While Thanksgiving, for some, is a time for family, football, and food, it also signifies one of the most iconic annual events in the American economy: Black Friday. (Blog #6 briefly mentioned how Black Friday & Christmas ads began to circulate even around Halloweentime, giving consumers plenty of time to plan and prep for those purchases.)
A little bit of backstory — seven years ago, my family and I spontaneously decided to go Black Friday shopping at the outdoor Woodbury Common Outlets in Harriman, NY while we were eating dessert at Thanksgiving Day dinner. Now mind you, this was when the all the stores began opening at midnight and when people were just as crazy as they are today. My family of nine all witnessed some pretty bizarre things prior to midnight in the parking lot – fist fights for parking spots, people using walkie-talkies to communicate what stores would open at what time and what parking spots opened up, U-HAUL trucks parked on the grass, people lugging around their luggage bags, people jumping out from their cars on the NYS Thruway and jumping the guardrails!! And someone even tried buying the jacket right off my cousin’s back while in Spyder! Fourteen-year-old me was hyped on adrenaline because it was just so exciting to be part of the mad rush with no map, no coupons, no flyers, no game plan at all – all we knew is that we had to try to survive the below freezing weather and stick together as one big family while making whimsical purchases.
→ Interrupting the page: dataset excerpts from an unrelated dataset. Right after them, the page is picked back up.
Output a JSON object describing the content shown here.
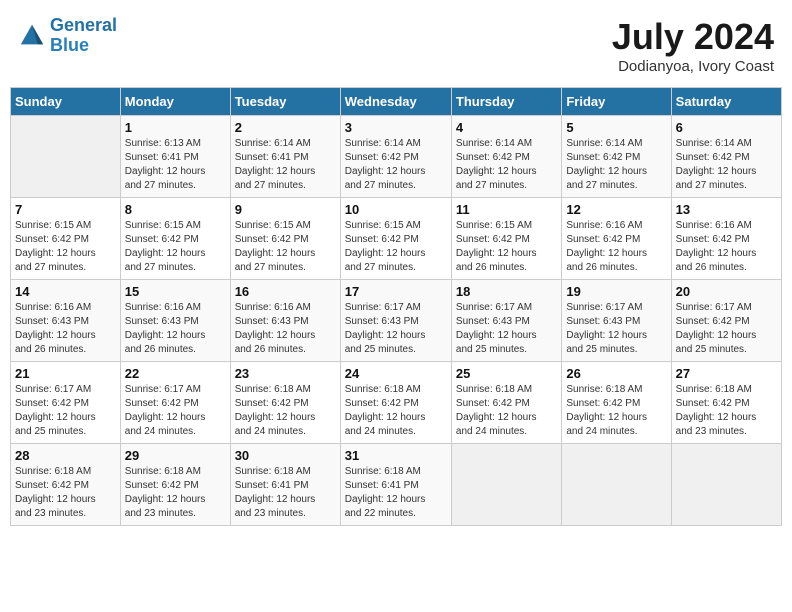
{
  "header": {
    "logo_line1": "General",
    "logo_line2": "Blue",
    "main_title": "July 2024",
    "subtitle": "Dodianyoa, Ivory Coast"
  },
  "calendar": {
    "days_of_week": [
      "Sunday",
      "Monday",
      "Tuesday",
      "Wednesday",
      "Thursday",
      "Friday",
      "Saturday"
    ],
    "weeks": [
      [
        {
          "day": "",
          "info": ""
        },
        {
          "day": "1",
          "info": "Sunrise: 6:13 AM\nSunset: 6:41 PM\nDaylight: 12 hours\nand 27 minutes."
        },
        {
          "day": "2",
          "info": "Sunrise: 6:14 AM\nSunset: 6:41 PM\nDaylight: 12 hours\nand 27 minutes."
        },
        {
          "day": "3",
          "info": "Sunrise: 6:14 AM\nSunset: 6:42 PM\nDaylight: 12 hours\nand 27 minutes."
        },
        {
          "day": "4",
          "info": "Sunrise: 6:14 AM\nSunset: 6:42 PM\nDaylight: 12 hours\nand 27 minutes."
        },
        {
          "day": "5",
          "info": "Sunrise: 6:14 AM\nSunset: 6:42 PM\nDaylight: 12 hours\nand 27 minutes."
        },
        {
          "day": "6",
          "info": "Sunrise: 6:14 AM\nSunset: 6:42 PM\nDaylight: 12 hours\nand 27 minutes."
        }
      ],
      [
        {
          "day": "7",
          "info": "Sunrise: 6:15 AM\nSunset: 6:42 PM\nDaylight: 12 hours\nand 27 minutes."
        },
        {
          "day": "8",
          "info": "Sunrise: 6:15 AM\nSunset: 6:42 PM\nDaylight: 12 hours\nand 27 minutes."
        },
        {
          "day": "9",
          "info": "Sunrise: 6:15 AM\nSunset: 6:42 PM\nDaylight: 12 hours\nand 27 minutes."
        },
        {
          "day": "10",
          "info": "Sunrise: 6:15 AM\nSunset: 6:42 PM\nDaylight: 12 hours\nand 27 minutes."
        },
        {
          "day": "11",
          "info": "Sunrise: 6:15 AM\nSunset: 6:42 PM\nDaylight: 12 hours\nand 26 minutes."
        },
        {
          "day": "12",
          "info": "Sunrise: 6:16 AM\nSunset: 6:42 PM\nDaylight: 12 hours\nand 26 minutes."
        },
        {
          "day": "13",
          "info": "Sunrise: 6:16 AM\nSunset: 6:42 PM\nDaylight: 12 hours\nand 26 minutes."
        }
      ],
      [
        {
          "day": "14",
          "info": "Sunrise: 6:16 AM\nSunset: 6:43 PM\nDaylight: 12 hours\nand 26 minutes."
        },
        {
          "day": "15",
          "info": "Sunrise: 6:16 AM\nSunset: 6:43 PM\nDaylight: 12 hours\nand 26 minutes."
        },
        {
          "day": "16",
          "info": "Sunrise: 6:16 AM\nSunset: 6:43 PM\nDaylight: 12 hours\nand 26 minutes."
        },
        {
          "day": "17",
          "info": "Sunrise: 6:17 AM\nSunset: 6:43 PM\nDaylight: 12 hours\nand 25 minutes."
        },
        {
          "day": "18",
          "info": "Sunrise: 6:17 AM\nSunset: 6:43 PM\nDaylight: 12 hours\nand 25 minutes."
        },
        {
          "day": "19",
          "info": "Sunrise: 6:17 AM\nSunset: 6:43 PM\nDaylight: 12 hours\nand 25 minutes."
        },
        {
          "day": "20",
          "info": "Sunrise: 6:17 AM\nSunset: 6:42 PM\nDaylight: 12 hours\nand 25 minutes."
        }
      ],
      [
        {
          "day": "21",
          "info": "Sunrise: 6:17 AM\nSunset: 6:42 PM\nDaylight: 12 hours\nand 25 minutes."
        },
        {
          "day": "22",
          "info": "Sunrise: 6:17 AM\nSunset: 6:42 PM\nDaylight: 12 hours\nand 24 minutes."
        },
        {
          "day": "23",
          "info": "Sunrise: 6:18 AM\nSunset: 6:42 PM\nDaylight: 12 hours\nand 24 minutes."
        },
        {
          "day": "24",
          "info": "Sunrise: 6:18 AM\nSunset: 6:42 PM\nDaylight: 12 hours\nand 24 minutes."
        },
        {
          "day": "25",
          "info": "Sunrise: 6:18 AM\nSunset: 6:42 PM\nDaylight: 12 hours\nand 24 minutes."
        },
        {
          "day": "26",
          "info": "Sunrise: 6:18 AM\nSunset: 6:42 PM\nDaylight: 12 hours\nand 24 minutes."
        },
        {
          "day": "27",
          "info": "Sunrise: 6:18 AM\nSunset: 6:42 PM\nDaylight: 12 hours\nand 23 minutes."
        }
      ],
      [
        {
          "day": "28",
          "info": "Sunrise: 6:18 AM\nSunset: 6:42 PM\nDaylight: 12 hours\nand 23 minutes."
        },
        {
          "day": "29",
          "info": "Sunrise: 6:18 AM\nSunset: 6:42 PM\nDaylight: 12 hours\nand 23 minutes."
        },
        {
          "day": "30",
          "info": "Sunrise: 6:18 AM\nSunset: 6:41 PM\nDaylight: 12 hours\nand 23 minutes."
        },
        {
          "day": "31",
          "info": "Sunrise: 6:18 AM\nSunset: 6:41 PM\nDaylight: 12 hours\nand 22 minutes."
        },
        {
          "day": "",
          "info": ""
        },
        {
          "day": "",
          "info": ""
        },
        {
          "day": "",
          "info": ""
        }
      ]
    ]
  }
}
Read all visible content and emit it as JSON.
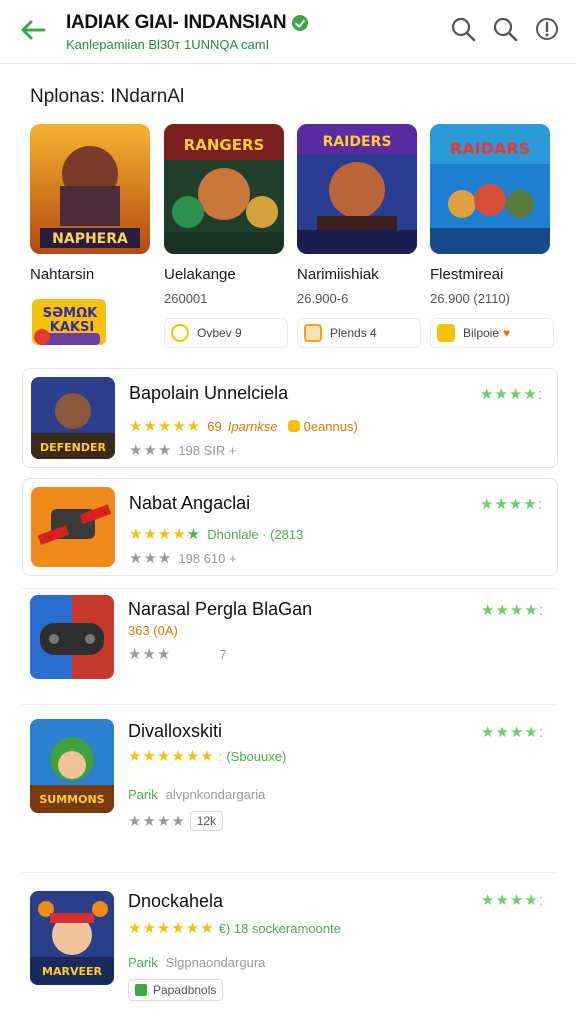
{
  "header": {
    "title": "IADIAK GIAI- INDANSIAN",
    "subtitle": "Kanlepamiian Bl30т 1UNNQA camI"
  },
  "section": {
    "title": "Nplonas: INdarnAl"
  },
  "featured": [
    {
      "art_text": "NAPHERA",
      "name": "Nahtarsin",
      "size": "",
      "chip": "",
      "logo_text": "SƏMΩK KAKSI"
    },
    {
      "art_text": "RANGERS",
      "name": "Uelakange",
      "size": "260001",
      "chip": "Ovbev 9"
    },
    {
      "art_text": "RAIDERS",
      "name": "Narimiishiak",
      "size": "26.900-6",
      "chip": "Plends 4"
    },
    {
      "art_text": "RAIDARS",
      "name": "Flestmireai",
      "size": "26.900   (2110)",
      "chip": "Bilpoie"
    }
  ],
  "list": [
    {
      "name": "Bapolain Unnelciela",
      "row1_extra": "Iparnkse",
      "row1_tag": "0eannus)",
      "row1_prefix": "69",
      "row2": "198   SIR   +",
      "art_text": "DEFENDER",
      "right_rating": "4.5"
    },
    {
      "name": "Nabat Angaclai",
      "row1_extra": "Dhonlale  · (2813",
      "row2": "198   610   +",
      "art_text": "",
      "right_rating": "4.5"
    },
    {
      "name": "Narasal Pergla BlaGan",
      "row1_extra": "363 (0A)",
      "row2": "7",
      "art_text": "",
      "right_rating": "4.5"
    },
    {
      "name": "Divalloxskiti",
      "row1_extra": "(Sbouuxe)",
      "row2_label": "Parik",
      "row2": "alvpnkondargaria",
      "row3": "12k",
      "art_text": "SUMMONS",
      "right_rating": "4.5"
    },
    {
      "name": "Dnockahela",
      "row1_extra": "€)  18  sockeramoonte",
      "row2_label": "Parik",
      "row2": "Slgpnaondargura",
      "row3": "Papadbnols",
      "art_text": "MARVEER",
      "right_rating": "4.5"
    }
  ],
  "colors": {
    "accent": "#3aa84a",
    "star": "#f4c20d"
  }
}
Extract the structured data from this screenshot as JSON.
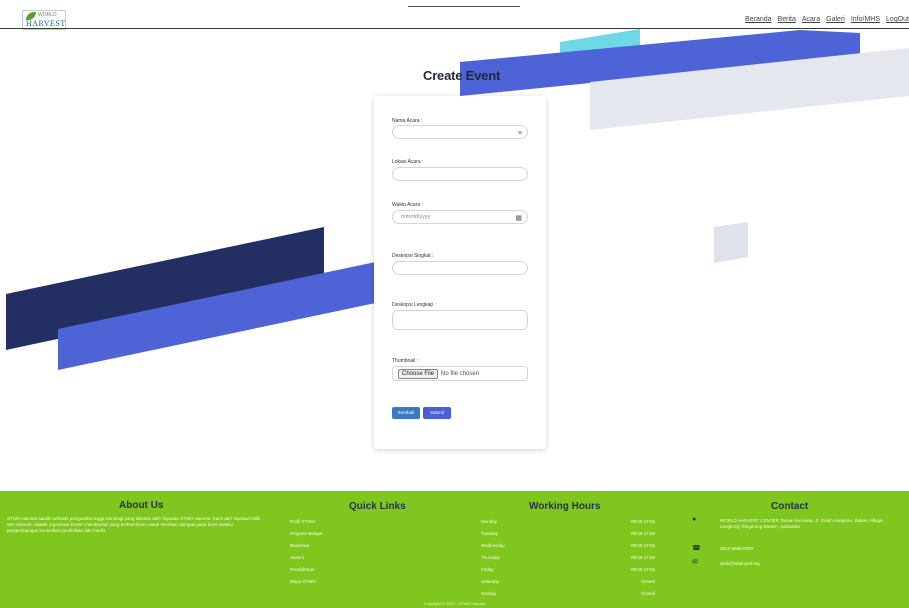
{
  "header": {
    "logo_text": "HARVEST",
    "logo_top": "WORLD",
    "nav": [
      "Beranda",
      "Berita",
      "Acara",
      "Galeri",
      "Info/MHS",
      "LogOut"
    ]
  },
  "page": {
    "title": "Create Event"
  },
  "form": {
    "nama_label": "Nama Acara :",
    "lokasi_label": "Lokasi Acara :",
    "waktu_label": "Waktu Acara :",
    "waktu_placeholder": "mm/dd/yyyy",
    "desk_singkat_label": "Deskripsi Singkat :",
    "desk_lengkap_label": "Deskripsi Lengkap :",
    "thumbnail_label": "Thumbnail :",
    "file_button": "Choose File",
    "file_status": "No file chosen",
    "back_button": "Kembali",
    "submit_button": "Submit"
  },
  "footer": {
    "about_title": "About Us",
    "about_text": "STWH Harvest adalah sekolah pengusaha tinggi teknologi yang dikelola oleh Yayasan STWH Harvest. Kami dari Yayasan milik WH Harvest. Adalah organisasi kristen membentuk yang berkomitmen untuk memberi dampak pada bumi melalui pengembangan komunitas pendidikan dan media.",
    "links_title": "Quick Links",
    "links": [
      "Profil STWH",
      "Program Belajar",
      "Beasiswa",
      "Alumni",
      "Pendaftaran",
      "Biaya STWH"
    ],
    "hours_title": "Working Hours",
    "days": [
      "Monday",
      "Tuesday",
      "Wednesday",
      "Thursday",
      "Friday",
      "Saturday",
      "Sunday"
    ],
    "hours": [
      "08:00-17:00",
      "08:00-17:00",
      "08:00-17:00",
      "08:00-17:00",
      "08:00-17:00",
      "Closed",
      "Closed"
    ],
    "contact_title": "Contact",
    "address": "WORLD HARVEST CENTER Taman Kencana, Jl. Galuh Kanjuran, Bataru Village, Lengkong Tangerang Banten, Indonesia",
    "phone": "0813-9696-0000",
    "email": "stwh@wharvest.org",
    "copyright": "Copyright © 2023 - STWH Harvest"
  },
  "colors": {
    "footer_bg": "#7fc61e",
    "navy": "#232f63",
    "blue": "#4e63d6",
    "cyan": "#6fd8e8"
  }
}
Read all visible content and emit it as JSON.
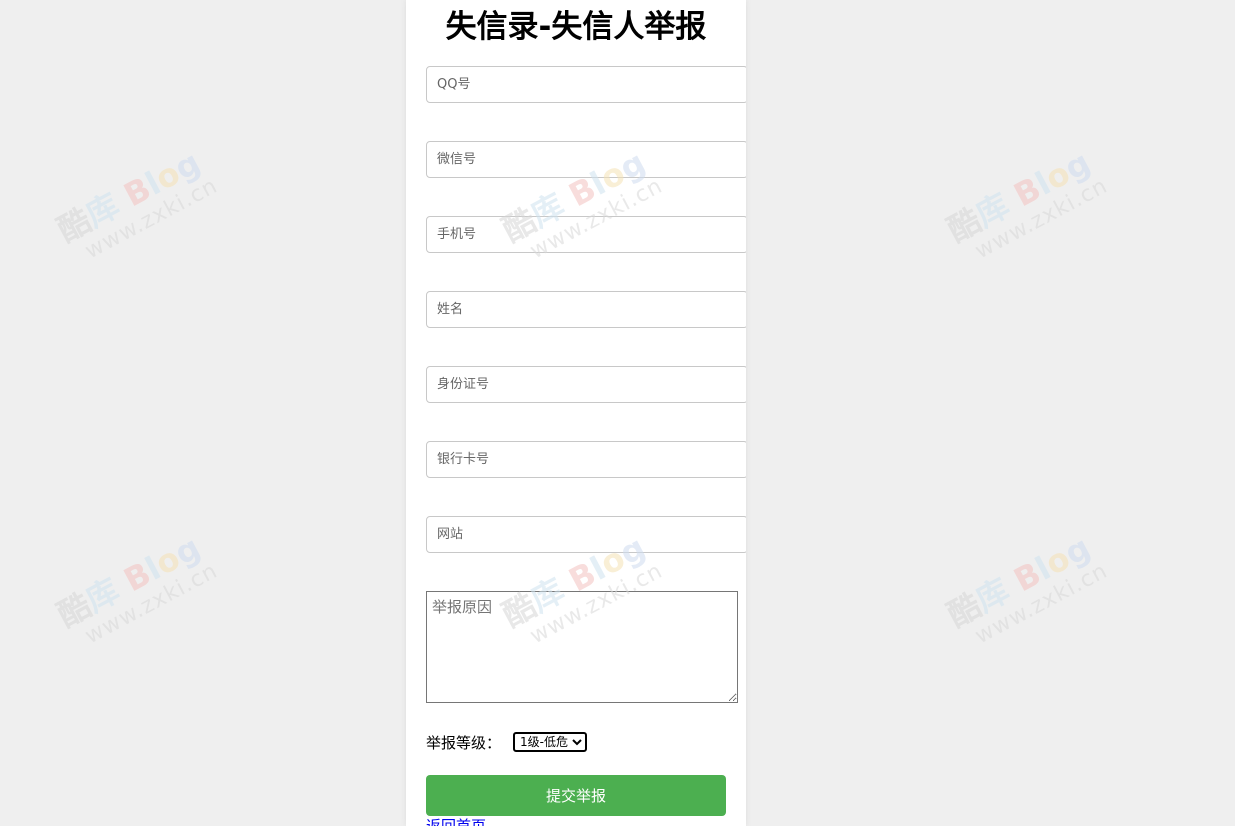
{
  "form": {
    "title": "失信录-失信人举报",
    "fields": {
      "qq": {
        "placeholder": "QQ号"
      },
      "wechat": {
        "placeholder": "微信号"
      },
      "phone": {
        "placeholder": "手机号"
      },
      "name": {
        "placeholder": "姓名"
      },
      "id_card": {
        "placeholder": "身份证号"
      },
      "bank_card": {
        "placeholder": "银行卡号"
      },
      "website": {
        "placeholder": "网站"
      },
      "reason": {
        "placeholder": "举报原因"
      }
    },
    "level_label": "举报等级：",
    "level_selected": "1级-低危",
    "submit_label": "提交举报",
    "back_link": "返回首页"
  },
  "watermark": {
    "logo_text": "酷库Blog",
    "url_text": "www.zxki.cn"
  },
  "colors": {
    "background": "#efefef",
    "card": "#ffffff",
    "submit_button": "#4caf50",
    "link": "#0000ee"
  }
}
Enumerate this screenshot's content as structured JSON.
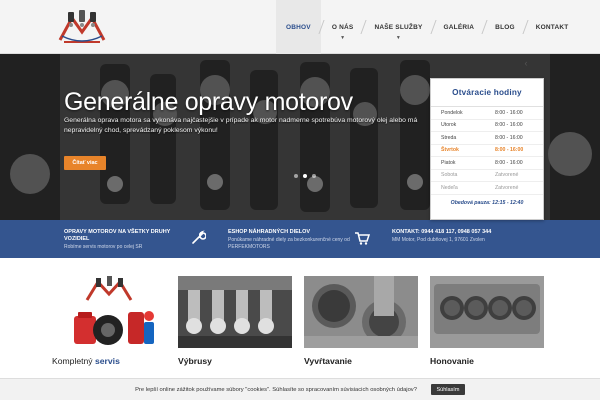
{
  "header": {
    "logo_icon": "engine-pistons-logo",
    "nav": [
      {
        "label": "Obhov",
        "active": true,
        "has_dropdown": false
      },
      {
        "label": "O nás",
        "active": false,
        "has_dropdown": true
      },
      {
        "label": "Naše služby",
        "active": false,
        "has_dropdown": true
      },
      {
        "label": "Galéria",
        "active": false,
        "has_dropdown": false
      },
      {
        "label": "Blog",
        "active": false,
        "has_dropdown": false
      },
      {
        "label": "Kontakt",
        "active": false,
        "has_dropdown": false
      }
    ],
    "accent_color": "#2a4d8c"
  },
  "hero": {
    "title": "Generálne opravy motorov",
    "text": "Generálna oprava motora sa vykonáva najčastejšie v prípade ak motor nadmerne spotrebúva motorový olej alebo má nepravidelný chod, sprevádzaný poklesom výkonu!",
    "button_label": "Čítať viac",
    "button_color": "#e8842a",
    "slides": 3,
    "active_slide": 1
  },
  "hours": {
    "title": "Otváracie hodiny",
    "rows": [
      {
        "day": "Pondelok",
        "time": "8:00 - 16:00",
        "state": "normal"
      },
      {
        "day": "Utorok",
        "time": "8:00 - 16:00",
        "state": "normal"
      },
      {
        "day": "Streda",
        "time": "8:00 - 16:00",
        "state": "normal"
      },
      {
        "day": "Štvrtok",
        "time": "8:00 - 16:00",
        "state": "today"
      },
      {
        "day": "Piatok",
        "time": "8:00 - 16:00",
        "state": "normal"
      },
      {
        "day": "Sobota",
        "time": "Zatvorené",
        "state": "off"
      },
      {
        "day": "Nedeľa",
        "time": "Zatvorené",
        "state": "off"
      }
    ],
    "note": "Obedová pauza: 12:15 - 12:40"
  },
  "infobar": {
    "color": "#34558f",
    "columns": [
      {
        "title": "Opravy motorov na všetky druhy vozidiel",
        "text": "Robíme servis motorov po celej SR",
        "icon": "wrench-icon"
      },
      {
        "title": "Eshop náhradných dielov",
        "text": "Ponúkame náhradné diely za bezkonkurenčné ceny od PERFEKMOTORS",
        "icon": "cart-icon"
      },
      {
        "title": "Kontakt: 0944 418 117, 0948 057 344",
        "text": "MM Motor, Pod dubňovej 1, 97601 Zvolen",
        "icon": "phone-icon"
      }
    ]
  },
  "services": [
    {
      "label_plain": "Kompletný",
      "label_bold": "servis",
      "image": "service-logo-image"
    },
    {
      "label_plain": "",
      "label_bold": "Výbrusy",
      "image": "crankshaft-image"
    },
    {
      "label_plain": "",
      "label_bold": "Vyvŕtavanie",
      "image": "cylinder-boring-image"
    },
    {
      "label_plain": "",
      "label_bold": "Honovanie",
      "image": "engine-block-image"
    }
  ],
  "cookie": {
    "text": "Pre lepší online zážitok používame súbory \"cookies\". Súhlasíte so spracovaním súvisiacich osobných údajov?",
    "button_label": "Súhlasím"
  }
}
But our first Black Friday adventure didn’t end there – we finally left Woodbury around 5 am Friday morning and then decided to hit up the nearest Walmart right down the road because their doors were opening up at 6 am. We ran through the parking lot with our carts, charging for the doors, as if we were gladiators in the Roman Coliseum. To say it was a madhouse was an understatement; people were fighting for products, swearing and flipping the bird at other disgruntled customers. The greatest part about this Walmart trip was the products were not in their typical locations – for example, I distinctly remember that the TVs were in the shoe section and the GameBoys were in the gardening section. So our group took two carts and were scourging for the “desired” products (as I’m writing this I actually remember looking for discounted GPS systems and cameras because those were two of the hottest products back then) in the most obscure places we could find. I remember my second eldest cousin had 2 TVs set in between his feet on the floor at the shoe section, and a woman freaked out and just stole it from him right there in front of all us. PS – We ended up coming home at 9 am, nearly 12 hours later.
Looking back on that first Black Friday trip, it was the only fun one we had in the last few years. In comparison to this year, my trips to Target (Staten Island, NY) and Kohl’s (Brooklyn, NY) were very dull (maybe because we had prepped from the advertisements and flyers). Both these stores opened up at 6 pm on Thanksgiving Day, which took the fun out of waiting on line and rushing in the store in the middle of the night. My family of four went to Target at 8 pm Thanksgiving Day, and it was kinda, but not really crowded – it was like any other shopping trip on a regular trip with a handful more of people dressed in their Sunday best. The only other thing different was the disheveled shelves and products that showed the remnants of the initial 6 pm rush. Then we got to Kohl’s at 11:30 pm and it was an absolute madhouse. Who would’ve thought people would go nuts over clothes of all things? Certainly not me. Yes, we bought a lot of things before coming home at 2:30 am and got some pretty good deals this year, but nothing will ever compare to that first Black Friday adventure.